“Pagine dal fronte”. Un romanzo e una domanda: perché scrivere?
di Lorenzo Carpanè
Nella Bohème di Puccini, Rodolfo così spiega a Mimì il suo mestiere: “Che cosa faccio? Scrivo. E come vivo? Vivo”.
Parto da qui non per raccontare di questo mio libro, Pagine dal fronte (Alpine Studio, 2020), che certo, mi auguro che voi lettori leggiate. Ma per ragionare con voi sul significato dello scrivere.
Ve lo confesso, mentre scrivevo me lo sono chiesto in svariate occasioni. E me lo chiedo di nuovo ogni volta che, come ha fatto la giornalista del “Corriere”, qualcuno mi pone lo stesso interrogativo. Con il doppio significato della congiunzione ‘perché’: come causa e come fine.
Le risposte sono molte, tenuto conto anche della natura di questo libro: una narrazione che parte dai racconti che mio padre faceva a me quando ero bambino. E quindi immaginate il carico di emozioni che si porta dietro.

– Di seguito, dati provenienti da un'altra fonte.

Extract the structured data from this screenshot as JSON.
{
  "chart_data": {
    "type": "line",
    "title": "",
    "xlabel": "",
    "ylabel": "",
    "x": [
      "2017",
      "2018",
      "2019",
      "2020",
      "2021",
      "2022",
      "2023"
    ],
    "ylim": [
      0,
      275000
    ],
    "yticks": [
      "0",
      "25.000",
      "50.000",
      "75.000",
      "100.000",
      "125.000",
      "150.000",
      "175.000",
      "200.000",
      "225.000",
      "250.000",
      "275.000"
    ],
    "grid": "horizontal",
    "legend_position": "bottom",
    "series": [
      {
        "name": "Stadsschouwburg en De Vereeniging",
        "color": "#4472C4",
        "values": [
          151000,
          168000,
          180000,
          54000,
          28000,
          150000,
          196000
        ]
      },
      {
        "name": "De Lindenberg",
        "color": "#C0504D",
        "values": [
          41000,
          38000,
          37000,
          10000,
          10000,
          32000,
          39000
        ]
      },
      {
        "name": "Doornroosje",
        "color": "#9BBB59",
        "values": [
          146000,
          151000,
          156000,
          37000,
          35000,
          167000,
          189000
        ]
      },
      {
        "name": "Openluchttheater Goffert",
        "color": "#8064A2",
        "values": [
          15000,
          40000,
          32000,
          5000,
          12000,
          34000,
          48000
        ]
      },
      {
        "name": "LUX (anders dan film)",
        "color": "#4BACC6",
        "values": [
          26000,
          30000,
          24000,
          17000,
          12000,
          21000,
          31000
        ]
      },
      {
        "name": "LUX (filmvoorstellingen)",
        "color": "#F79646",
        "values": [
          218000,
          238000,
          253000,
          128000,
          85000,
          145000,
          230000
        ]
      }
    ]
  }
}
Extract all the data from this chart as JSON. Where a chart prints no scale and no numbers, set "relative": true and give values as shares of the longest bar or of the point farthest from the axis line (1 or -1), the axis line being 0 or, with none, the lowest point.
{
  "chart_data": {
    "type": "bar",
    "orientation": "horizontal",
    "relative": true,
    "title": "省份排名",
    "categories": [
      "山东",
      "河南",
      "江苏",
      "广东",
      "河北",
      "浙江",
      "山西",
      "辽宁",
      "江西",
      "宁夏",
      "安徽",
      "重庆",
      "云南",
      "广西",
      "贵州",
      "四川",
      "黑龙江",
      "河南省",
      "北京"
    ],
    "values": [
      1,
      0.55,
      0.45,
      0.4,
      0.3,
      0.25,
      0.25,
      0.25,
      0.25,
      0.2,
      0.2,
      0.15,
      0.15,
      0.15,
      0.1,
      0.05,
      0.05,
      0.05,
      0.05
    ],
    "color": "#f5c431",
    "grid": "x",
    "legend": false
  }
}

No, qui a voi vorrei dirvi quanto è stato generativo e rigenerativo mettere nero su bianco, con questi 22 caratteruzzi la storia di mio padre, quella vera e reale ma anche quella meno reale, e altrettanto vera, che mi sono immaginato per dare spessore e profondità a ciò che lui ha vissuto.
Ho raccontato molto anche di me e nel farlo ho dato forma e materia a ciò che materiale non è: pensieri, desideri, passioni, paure, sentimenti, emozioni e istinti. Un elenco settemplice, cioè di sette elementi, un numero che a noi di Palestra piace, e c’è un perché (che non vi dico qui, ma leggeteci e capirete).
Ho scritto non solo di quel tempo di passione, che va dal luglio del 1942 al febbraio del 1943, e anche dei mesi successivi di lotta partigiana. Ho scritto di ciò che è venuto dopo, di come a noi figli sia toccata in sorte la pace e non la guerra, ma anche, e sempre più la perdita del ricordo della guerra, o meglio della tragedia della guerra.
Ho scritto anche perché (causa, fine) volevo far sentire come noi, collettività italica, secondo me abbiamo perso quel senso del tragico che gli antichi greci sentivano il bisogno di rinnovare continuamente andando a teatro a vedere rappresentate le tragedie del vivere. Andavano anche a vedere le commedie di Aristofane, vero: perché la vita è anche commedia. Ma senza il senso del tragico il rischio che tutti diventi farsa è troppo alto.
E, forse soprattutto, per condividerlo con chiunque voglia ascoltare la mia voce: per contraddirla, modificarla, assimilarla, smentirla. Così le parole generano vita e la vita genera altre parole, in un circolo virtuoso.
E, badate bene, questo vale non solo quando si scrive un romanzo; vale anche quando noi tutti scriviamo per lavoro, per informare, per convincere: dall’altra parte c’è sempre qualcuno che interagisce con le nostre parole. C’è sempre qualcuno che entra in un circuito virtuoso di reciproco apprendimento. Se lo vogliamo. E noi lo vogliamo, vero?